This article originally published on jarednielsen.com
Keeping up with the changing pace of technology is part and parcel of being a web developer. Listening to podcasts is a great way to stay informed and give your eyes a break. Unless you are independently wealthy or a short sleeper, there aren’t enough hours in the day to listen to all of them. Here are the best podcasts for web developers in 2020. By best I mean my favorite.
- High-production value: The audio is clear and equalized, and edited for 'easy listening'.
- Focused: The hosts don't spend too much time chit-chatting and are prepared with hard-hitting questions to keep an interview moving.
- Relevant: The topics are timely.
If you only subscribe to one web development podcast, make it Syntax. The production value is high, the pace is on point, and the hosts Wes Bos and Scott Tolinski, are charming. While it’s primarily focused on beginners, its coverage of emerging trends and technology will appeal to experienced developers, too. Scott and Wes use it as a platform to promote their courses, but they never sell too hard and their sponsorships are well-integrated into the show format.
🥇 Where to begin? How to Get Better at Problem Solving
Front-end Happy Hour follows a ‘‘roundtable’ format, composed of working professionals at top-tier organizations, talking shop over drinks. It’s like hanging out at the bar with the coworkers you wish you had. Quality production, good pace, and the drinking game adds another layer to the discussion. As the name suggests, its focus is primarily front-end web development.
🥇 Where to begin? Tech lead engineer - herding cats & drinks
Produced by Mozillla and hosted by Manoush Zomorodi, IRL covers the big picture topics you need to be thinking about, but probably aren’t because you’re busy building the Internet. Each episode is a critical investigation of the effects of this thing we build on the people who use it in real life.
🥇 Where to begin? Democracy and the Internet
Fixed That For You claims to be a show about “solving problems with data and algorithms”, but that is seriously underselling it. Each episode is an exploration of the clever and ingenious solutions discovered to fix extraordinary obstacles using the power of computation. It’s not specifically related to web development, but it’s fascinating and very well-produced.

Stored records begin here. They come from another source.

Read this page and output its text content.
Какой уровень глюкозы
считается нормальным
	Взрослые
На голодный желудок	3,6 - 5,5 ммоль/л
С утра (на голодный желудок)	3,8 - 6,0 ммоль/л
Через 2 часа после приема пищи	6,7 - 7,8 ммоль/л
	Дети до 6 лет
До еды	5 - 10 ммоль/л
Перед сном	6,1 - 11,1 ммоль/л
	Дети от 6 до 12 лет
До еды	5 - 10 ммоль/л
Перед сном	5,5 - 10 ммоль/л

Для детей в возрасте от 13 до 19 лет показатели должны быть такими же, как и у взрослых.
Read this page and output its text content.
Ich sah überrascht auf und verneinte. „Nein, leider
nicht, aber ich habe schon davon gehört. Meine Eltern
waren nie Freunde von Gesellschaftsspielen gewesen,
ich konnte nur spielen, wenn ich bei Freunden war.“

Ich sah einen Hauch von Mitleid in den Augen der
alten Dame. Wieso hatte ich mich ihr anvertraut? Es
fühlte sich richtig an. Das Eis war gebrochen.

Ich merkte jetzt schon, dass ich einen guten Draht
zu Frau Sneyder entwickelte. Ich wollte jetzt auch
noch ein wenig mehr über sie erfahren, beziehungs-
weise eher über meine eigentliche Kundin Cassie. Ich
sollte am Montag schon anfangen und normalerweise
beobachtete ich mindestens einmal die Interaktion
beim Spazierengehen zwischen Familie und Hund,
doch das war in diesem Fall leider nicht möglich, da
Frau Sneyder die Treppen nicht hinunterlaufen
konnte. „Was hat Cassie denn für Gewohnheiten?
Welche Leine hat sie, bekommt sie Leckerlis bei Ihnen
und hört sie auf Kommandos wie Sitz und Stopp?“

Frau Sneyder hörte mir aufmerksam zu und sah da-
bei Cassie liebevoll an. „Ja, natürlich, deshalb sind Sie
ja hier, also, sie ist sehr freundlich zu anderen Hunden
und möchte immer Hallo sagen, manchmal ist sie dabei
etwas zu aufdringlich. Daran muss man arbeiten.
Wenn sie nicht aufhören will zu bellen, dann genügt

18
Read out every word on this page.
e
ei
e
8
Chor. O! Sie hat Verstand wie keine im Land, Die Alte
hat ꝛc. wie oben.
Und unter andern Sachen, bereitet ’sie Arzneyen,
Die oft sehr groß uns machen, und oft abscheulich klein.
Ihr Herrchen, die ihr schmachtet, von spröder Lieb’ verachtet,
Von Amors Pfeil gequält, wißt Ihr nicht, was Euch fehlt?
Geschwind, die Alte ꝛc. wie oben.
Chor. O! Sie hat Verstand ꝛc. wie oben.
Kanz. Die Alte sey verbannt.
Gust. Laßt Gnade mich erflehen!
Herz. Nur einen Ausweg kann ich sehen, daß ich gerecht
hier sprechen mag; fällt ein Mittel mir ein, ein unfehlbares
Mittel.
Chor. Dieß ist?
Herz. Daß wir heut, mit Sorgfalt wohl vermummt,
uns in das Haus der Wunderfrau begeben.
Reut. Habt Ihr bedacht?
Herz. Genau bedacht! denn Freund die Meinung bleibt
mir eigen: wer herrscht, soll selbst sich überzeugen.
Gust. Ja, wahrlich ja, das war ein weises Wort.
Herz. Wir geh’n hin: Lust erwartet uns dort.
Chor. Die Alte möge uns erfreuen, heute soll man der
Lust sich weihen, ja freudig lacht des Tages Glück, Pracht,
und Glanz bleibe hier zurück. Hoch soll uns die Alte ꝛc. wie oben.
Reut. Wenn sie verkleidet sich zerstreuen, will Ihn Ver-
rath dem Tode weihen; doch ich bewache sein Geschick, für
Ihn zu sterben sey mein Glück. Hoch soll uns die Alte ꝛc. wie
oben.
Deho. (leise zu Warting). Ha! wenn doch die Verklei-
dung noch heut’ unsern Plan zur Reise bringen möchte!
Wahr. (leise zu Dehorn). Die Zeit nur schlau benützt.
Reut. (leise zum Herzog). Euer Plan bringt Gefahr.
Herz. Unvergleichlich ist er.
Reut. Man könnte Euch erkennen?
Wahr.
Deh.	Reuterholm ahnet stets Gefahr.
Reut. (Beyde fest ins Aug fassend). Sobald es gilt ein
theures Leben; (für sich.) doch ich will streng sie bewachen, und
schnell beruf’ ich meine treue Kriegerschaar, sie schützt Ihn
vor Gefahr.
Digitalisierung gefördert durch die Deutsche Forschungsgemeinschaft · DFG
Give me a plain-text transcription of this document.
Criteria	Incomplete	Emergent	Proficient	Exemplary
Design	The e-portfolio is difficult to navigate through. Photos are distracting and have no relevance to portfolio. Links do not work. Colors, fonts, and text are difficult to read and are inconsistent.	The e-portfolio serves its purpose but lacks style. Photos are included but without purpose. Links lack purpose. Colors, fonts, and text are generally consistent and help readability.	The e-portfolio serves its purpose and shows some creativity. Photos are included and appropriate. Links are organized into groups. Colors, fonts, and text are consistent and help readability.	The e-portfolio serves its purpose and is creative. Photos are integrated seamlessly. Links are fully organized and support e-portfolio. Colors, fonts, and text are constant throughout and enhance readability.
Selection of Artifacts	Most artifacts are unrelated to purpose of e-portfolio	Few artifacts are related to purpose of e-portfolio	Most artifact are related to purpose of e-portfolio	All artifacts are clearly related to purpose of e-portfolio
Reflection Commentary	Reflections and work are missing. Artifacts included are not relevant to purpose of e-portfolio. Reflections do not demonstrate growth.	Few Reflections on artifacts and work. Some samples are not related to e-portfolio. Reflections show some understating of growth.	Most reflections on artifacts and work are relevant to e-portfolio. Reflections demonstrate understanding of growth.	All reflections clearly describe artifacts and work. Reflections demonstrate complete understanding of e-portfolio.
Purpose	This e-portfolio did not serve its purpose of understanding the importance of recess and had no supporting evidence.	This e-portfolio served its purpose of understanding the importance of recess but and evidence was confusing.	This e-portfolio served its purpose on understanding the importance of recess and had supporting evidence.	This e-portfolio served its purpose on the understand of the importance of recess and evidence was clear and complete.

🥇 Where to begin? Data vs. Running While Blind
If I could be interviewed by anyone, my first choice would be Terry Gross. My second choice would be Kent C. Dodds. He really listens to his guests. He’s modest, deferential, and honest about his knowledge gaps but smart AF. Kent quietly launched the first season of Chats with Kent in August and quickly followed up with a second. Kent is a React developer, so much of the discussions are focused on that topic. But who isn’t, anymore?
🥇 Where to begin? Growing Your Skills And Career Through Teaching - with Ali Spittel
Similar to IRL, Function explores the societal impact(s) of the products and services we produce. Unlike IRL, which is geared towards an audience of laypeople, and most likely due to the host, Anil Dash, being the CEO of Glitch, Function gets into the nuts & bolts of how this stuff works, not just why.
🥇 Where to begin? American as Apple Pie: How Racism Gets Baked Into Technology
Did you know Heroku produces a podcast? They do, and it’s pretty good. The hosts of Code-ish interview industry leaders and working professionals, so you get insight into the nuts and bolts of web development from a wide range of perspectives. But, because the hosts rotate episode to episode, quality is inconsistent and the interviews are sometimes rambling.
🥇 Where to begin? How to Prepare for Coding Interviews
🥇 Where to begin? Learning to code and gradual improvements
Produced by RedHat and host Saron Yitbarek, Command Line Heroes explores the recent history of computer science. This is all the stuff I want to know, but can’t make myself sit down and read, so it’s great to get it in an engaing audio format. The production value is top-notch and each episode features interviews with luminaries in the field.
iteration is probably the most developer-specific podcast on this list. Each episode goes in-depth into how as well as the why a given technology exists and works.
🥇 Where to begin? The Git Episode
Similar to Front-End Happy Hour, LNL is a ‘roundtable’ discussion of the news in Linux and open source technology. These are the sysadmins you wish you could hang out with. Yes, it’s Linux specific, but, if you’re a developer, what are you waiting for?
🥇 Where to begin? The most recent episode!
Hosted by Flickr co-founder Caterina Fake, Should This Exist? falls in the same category as IRL and Function in that it investigates the effects of technology on our lives. The twist? It looks at those technologies before they reshape our lives.
🥇 Where to begin? What Went Wrong with the World Wide Web - and How We Can Fix It
What are your best podcasts for web developers? Let me know on Twitter @jarednielsen
Producing and publishing a professional podcast is a time-consuming process. If you become a subscriber to any of the above, say thanks by checking out their sponsor offerings, buying promoted materials, or consider making a contribution.